Bumper sticker of the week:

Please, just give us just one more run up and we won’t blow this one.

Skip the Nobel in Economics? (Oct. 6, 2009)

Posted in Awards / Incentives, Economics, Economics Nobel on October 6, 2009 by e-commentary.org

Nobel Prizes are announced in the next week.  This may be the year not to award the Sveriges Riksbank Prize in Economic Science in Memory of Alfred Nobel.  Okay, there may be some deserving recipients.  Maybe.  However, the discipline and the profession are failing.

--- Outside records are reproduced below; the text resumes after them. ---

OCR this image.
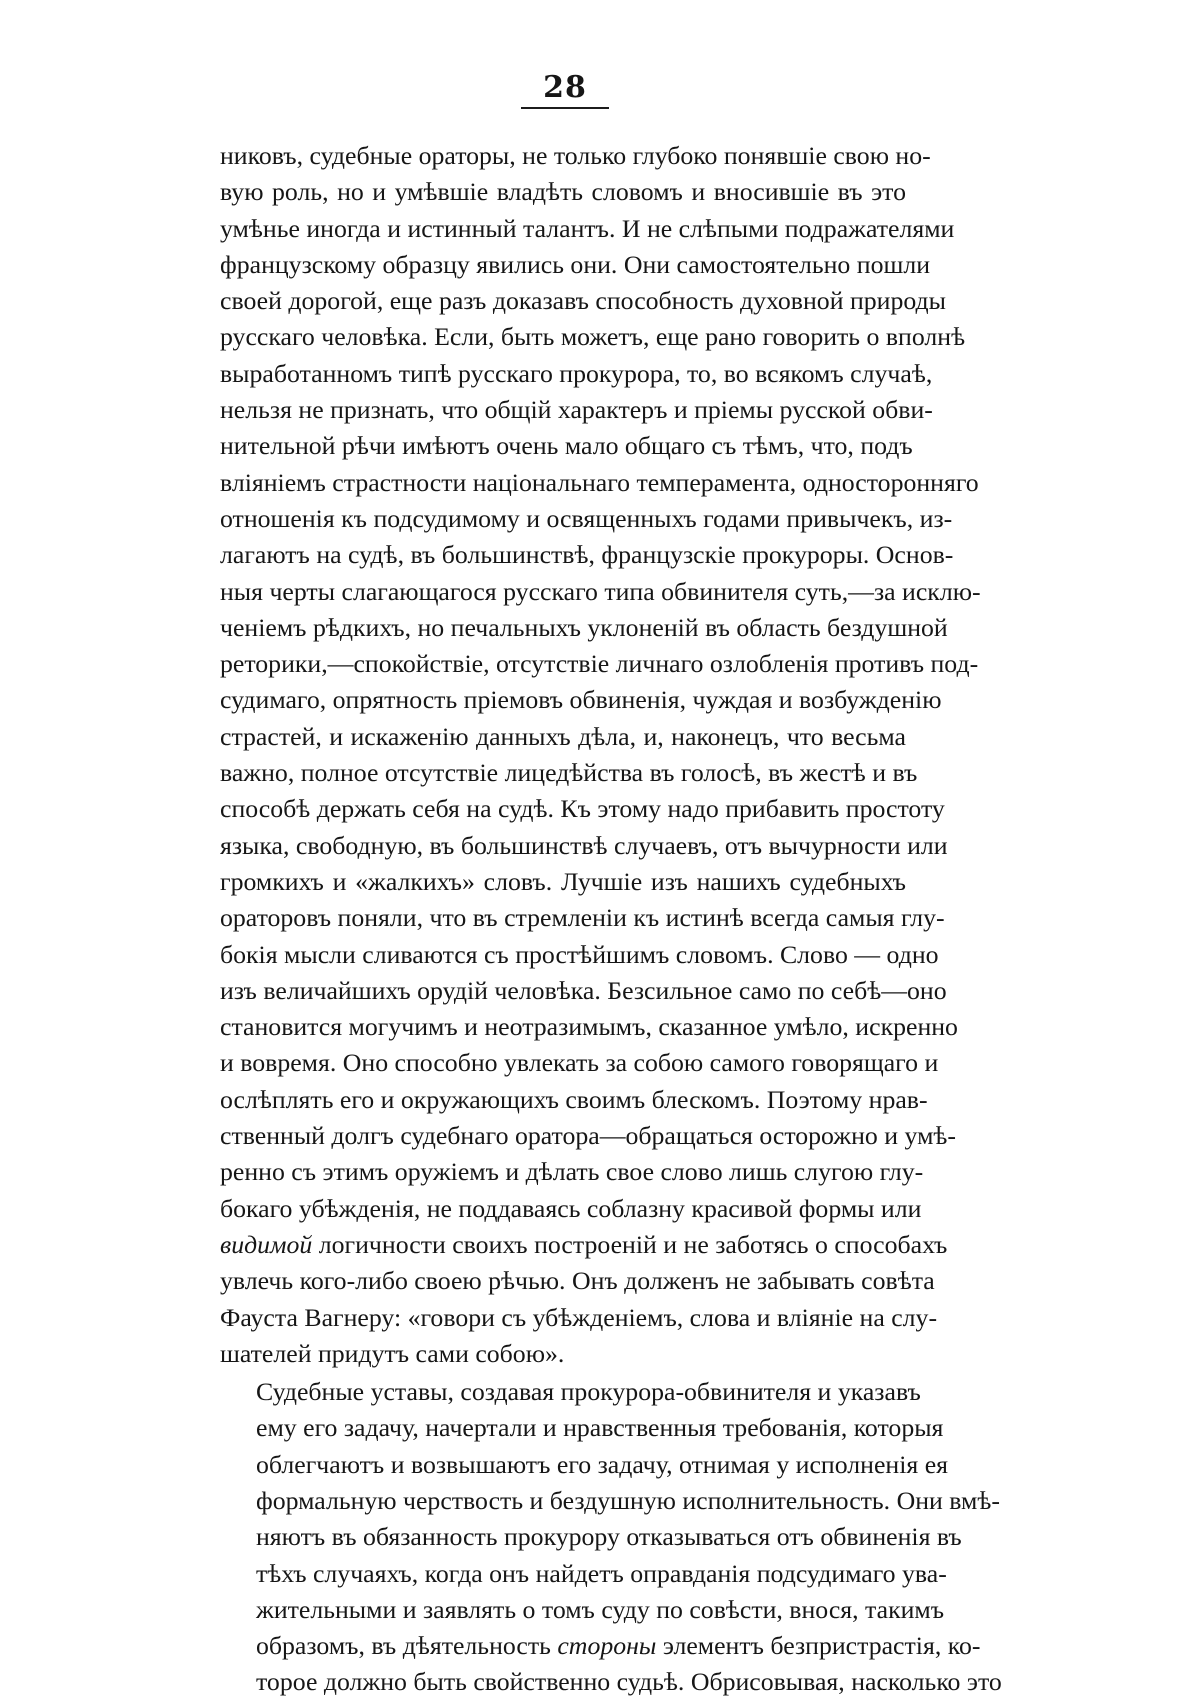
28
никовъ, судебные ораторы, не только глубоко понявшіе свою но-
вую роль, но и умѣвшіе владѣть словомъ и вносившіе въ это
умѣнье иногда и истинный талантъ. И не слѣпыми подражателями
французскому образцу явились они. Они самостоятельно пошли
своей дорогой, еще разъ доказавъ способность духовной природы
русскаго человѣка. Если, быть можетъ, еще рано говорить о вполнѣ
выработанномъ типѣ русскаго прокурора, то, во всякомъ случаѣ,
нельзя не признать, что общій характеръ и пріемы русской обви-
нительной рѣчи имѣютъ очень мало общаго съ тѣмъ, что, подъ
вліяніемъ страстности національнаго темперамента, односторонняго
отношенія къ подсудимому и освященныхъ годами привычекъ, из-
лагаютъ на судѣ, въ большинствѣ, французскіе прокуроры. Основ-
ныя черты слагающагося русскаго типа обвинителя суть,—за исклю-
ченіемъ рѣдкихъ, но печальныхъ уклоненій въ область бездушной
реторики,—спокойствіе, отсутствіе личнаго озлобленія противъ под-
судимаго, опрятность пріемовъ обвиненія, чуждая и возбужденію
страстей, и искаженію данныхъ дѣла, и, наконецъ, что весьма
важно, полное отсутствіе лицедѣйства въ голосѣ, въ жестѣ и въ
способѣ держать себя на судѣ. Къ этому надо прибавить простоту
языка, свободную, въ большинствѣ случаевъ, отъ вычурности или
громкихъ и «жалкихъ» словъ. Лучшіе изъ нашихъ судебныхъ
ораторовъ поняли, что въ стремленіи къ истинѣ всегда самыя глу-
бокія мысли сливаются съ простѣйшимъ словомъ. Слово — одно
изъ величайшихъ орудій человѣка. Безсильное само по себѣ—оно
становится могучимъ и неотразимымъ, сказанное умѣло, искренно
и вовремя. Оно способно увлекать за собою самого говорящаго и
ослѣплять его и окружающихъ своимъ блескомъ. Поэтому нрав-
ственный долгъ судебнаго оратора—обращаться осторожно и умѣ-
ренно съ этимъ оружіемъ и дѣлать свое слово лишь слугою глу-
бокаго убѣжденія, не поддаваясь соблазну красивой формы или
видимой логичности своихъ построеній и не заботясь о способахъ
увлечь кого-либо своею рѣчью. Онъ долженъ не забывать совѣта
Фауста Вагнеру: «говори съ убѣжденіемъ, слова и вліяніе на слу-
шателей придутъ сами собою».
Судебные уставы, создавая прокурора-обвинителя и указавъ
ему его задачу, начертали и нравственныя требованія, которыя
облегчаютъ и возвышаютъ его задачу, отнимая у исполненія ея
формальную черствость и бездушную исполнительность. Они вмѣ-
няютъ въ обязанность прокурору отказываться отъ обвиненія въ
тѣхъ случаяхъ, когда онъ найдетъ оправданія подсудимаго ува-
жительными и заявлять о томъ суду по совѣсти, внося, такимъ
образомъ, въ дѣятельность стороны элементъ безпристрастія, ко-
торое должно быть свойственно судьѣ. Обрисовывая, насколько это
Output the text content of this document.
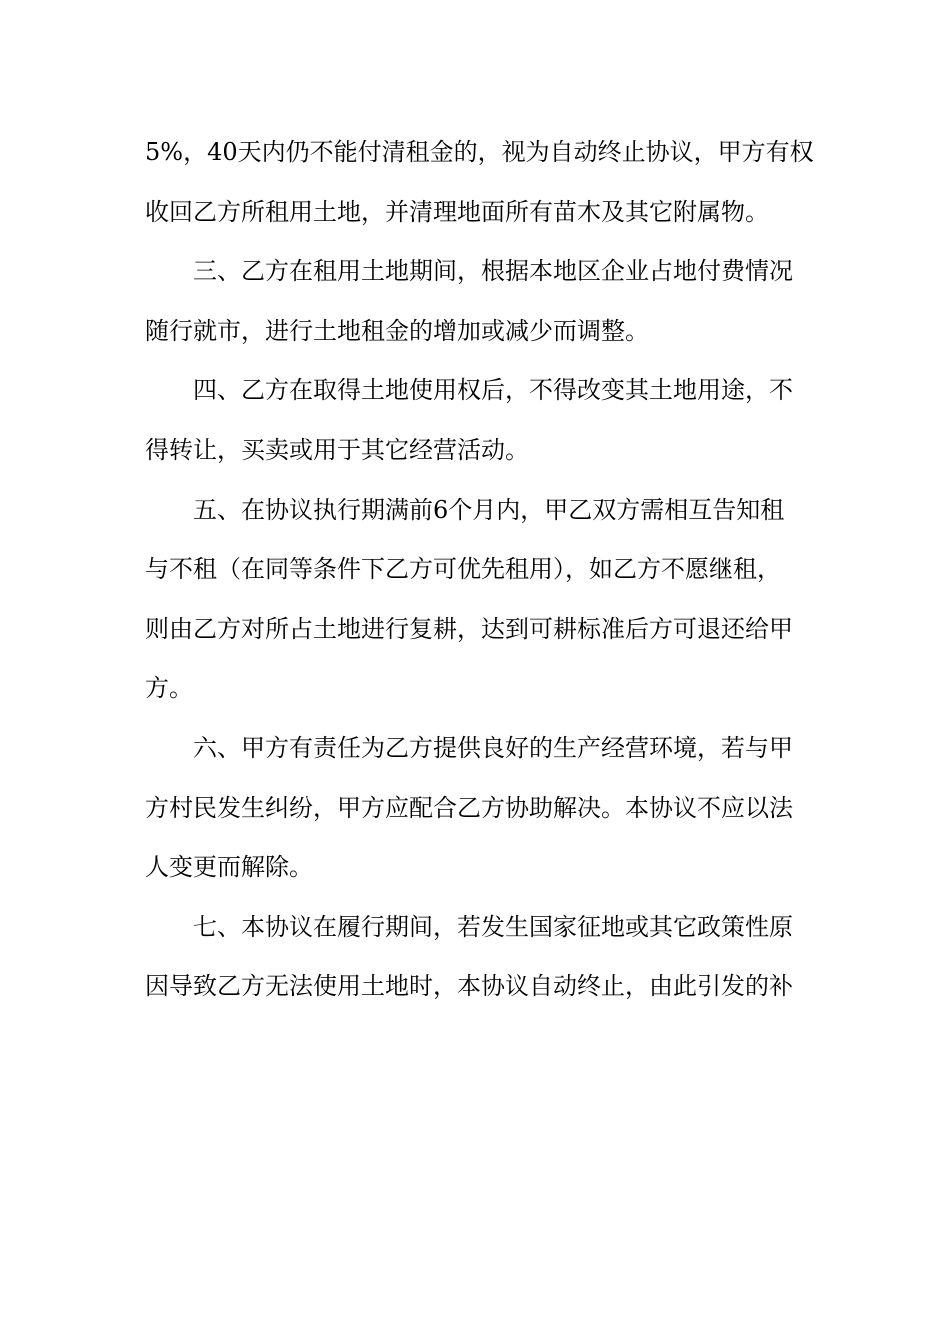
5%，40天内仍不能付清租金的，视为自动终止协议，甲方有权
收回乙方所租用土地，并清理地面所有苗木及其它附属物。
三、乙方在租用土地期间，根据本地区企业占地付费情况
随行就市，进行土地租金的增加或减少而调整。
四、乙方在取得土地使用权后，不得改变其土地用途，不
得转让，买卖或用于其它经营活动。
五、在协议执行期满前6个月内，甲乙双方需相互告知租
与不租（在同等条件下乙方可优先租用），如乙方不愿继租，
则由乙方对所占土地进行复耕，达到可耕标准后方可退还给甲
方。
六、甲方有责任为乙方提供良好的生产经营环境，若与甲
方村民发生纠纷，甲方应配合乙方协助解决。本协议不应以法
人变更而解除。
七、本协议在履行期间，若发生国家征地或其它政策性原
因导致乙方无法使用土地时，本协议自动终止，由此引发的补
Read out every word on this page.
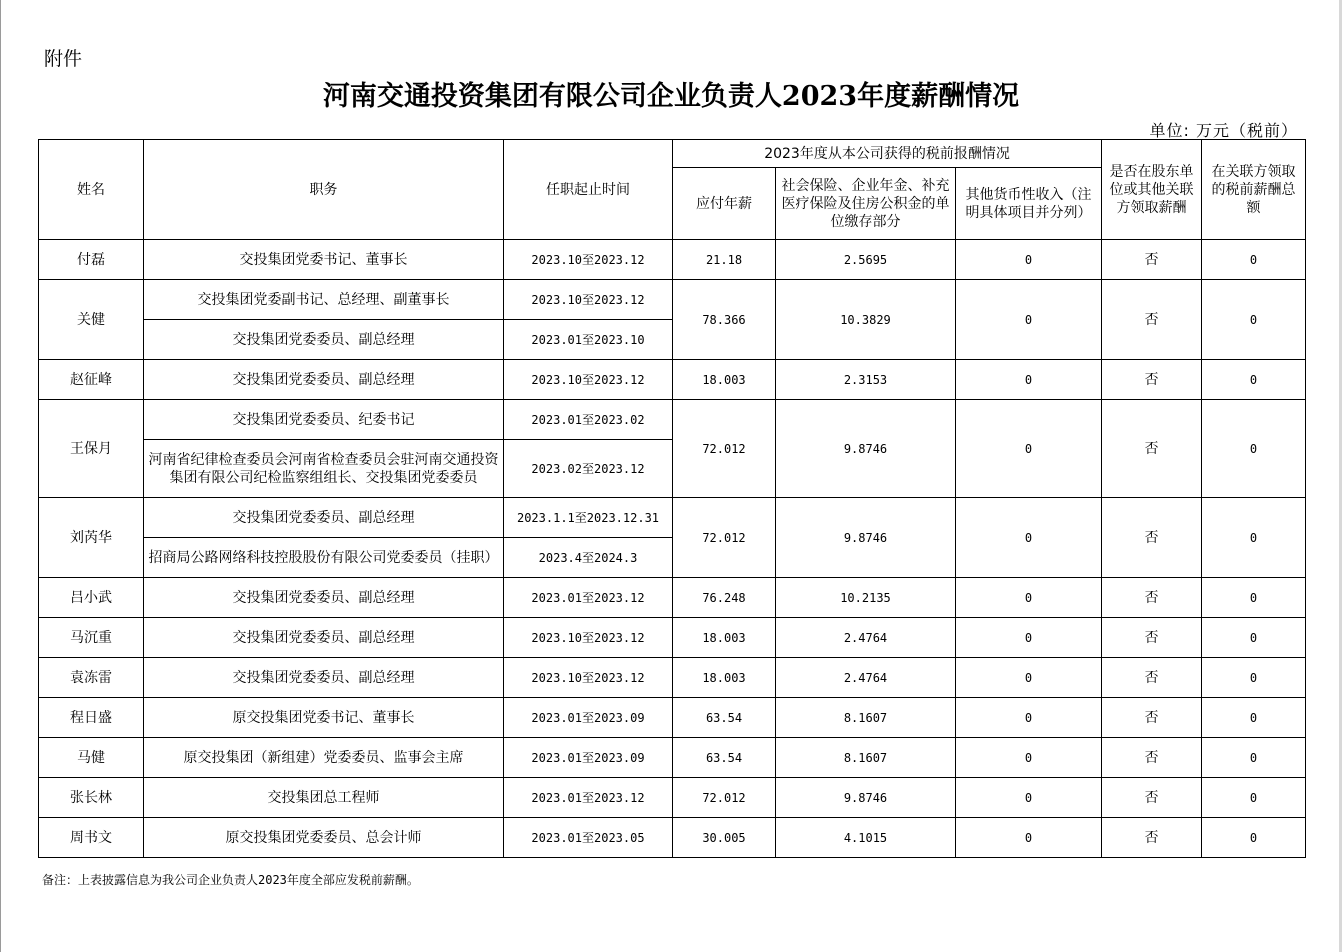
附件
河南交通投资集团有限公司企业负责人2023年度薪酬情况
单位: 万元（税前）
姓名	职务	任职起止时间	2023年度从本公司获得的税前报酬情况			是否在股东单位或其他关联方领取薪酬	在关联方领取的税前薪酬总额
			应付年薪	社会保险、企业年金、补充医疗保险及住房公积金的单位缴存部分	其他货币性收入（注明具体项目并分列）		
付磊	交投集团党委书记、董事长	2023.10至2023.12	21.18	2.5695	0	否	0
关健	交投集团党委副书记、总经理、副董事长	2023.10至2023.12	78.366	10.3829	0	否	0
	交投集团党委委员、副总经理	2023.01至2023.10					
赵征峰	交投集团党委委员、副总经理	2023.10至2023.12	18.003	2.3153	0	否	0
王保月	交投集团党委委员、纪委书记	2023.01至2023.02	72.012	9.8746	0	否	0
	河南省纪律检查委员会河南省检查委员会驻河南交通投资集团有限公司纪检监察组组长、交投集团党委委员	2023.02至2023.12					
刘芮华	交投集团党委委员、副总经理	2023.1.1至2023.12.31	72.012	9.8746	0	否	0
	招商局公路网络科技控股股份有限公司党委委员（挂职）	2023.4至2024.3					
吕小武	交投集团党委委员、副总经理	2023.01至2023.12	76.248	10.2135	0	否	0
马沉重	交投集团党委委员、副总经理	2023.10至2023.12	18.003	2.4764	0	否	0
袁冻雷	交投集团党委委员、副总经理	2023.10至2023.12	18.003	2.4764	0	否	0
程日盛	原交投集团党委书记、董事长	2023.01至2023.09	63.54	8.1607	0	否	0
马健	原交投集团（新组建）党委委员、监事会主席	2023.01至2023.09	63.54	8.1607	0	否	0
张长林	交投集团总工程师	2023.01至2023.12	72.012	9.8746	0	否	0
周书文	原交投集团党委委员、总会计师	2023.01至2023.05	30.005	4.1015	0	否	0
备注：上表披露信息为我公司企业负责人2023年度全部应发税前薪酬。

Macroeconomic models are founded on fallacious assumptions about “rational” behavior and thus their conclusions are unfounded.  An individual is greedy but not rational in a predictable way.  Few individuals act in a “self-interested” way which is adequately defined as gilded greed undergirded by thought, reflection and calculation.

The “quants” on Wall Street may be quaint.  They are the economists who purported to be able to assess and manage and even eliminate risk using complex and inscrutable formulas.  There is always risk; the only question is who assumes the risk and suffers the downside.  Asserting and rewarding the proposition that “2 + 2 = 5” does not mean that “2 + 2 = 5.”  The quants and their kin were engaged in fraud perpetrated with numbers and formulas rather than with letters and syntax.  The Nobel Committee rewarded their efforts; the government rewarded their failures.

Someone interested in pursuing a Piled higher & Deeper (Ph.D.) in economics must buy into the established orthodoxy of a school and a school of thought.  Someone matriculating at a university is endorsing a worldview that is not based on an accurate view of the world.  The free-for-all culture in economics departments does not promote or provoke unrestrained free thought.  Economics departments are profit maximizing; they will produce whatever is rewarded.

Or they should give it to someone who knows something about economics and has conveyed a few sound ideas.

Bumper sticker of the week:

If all economists were laid end to end, they would reach the wrong conclusions.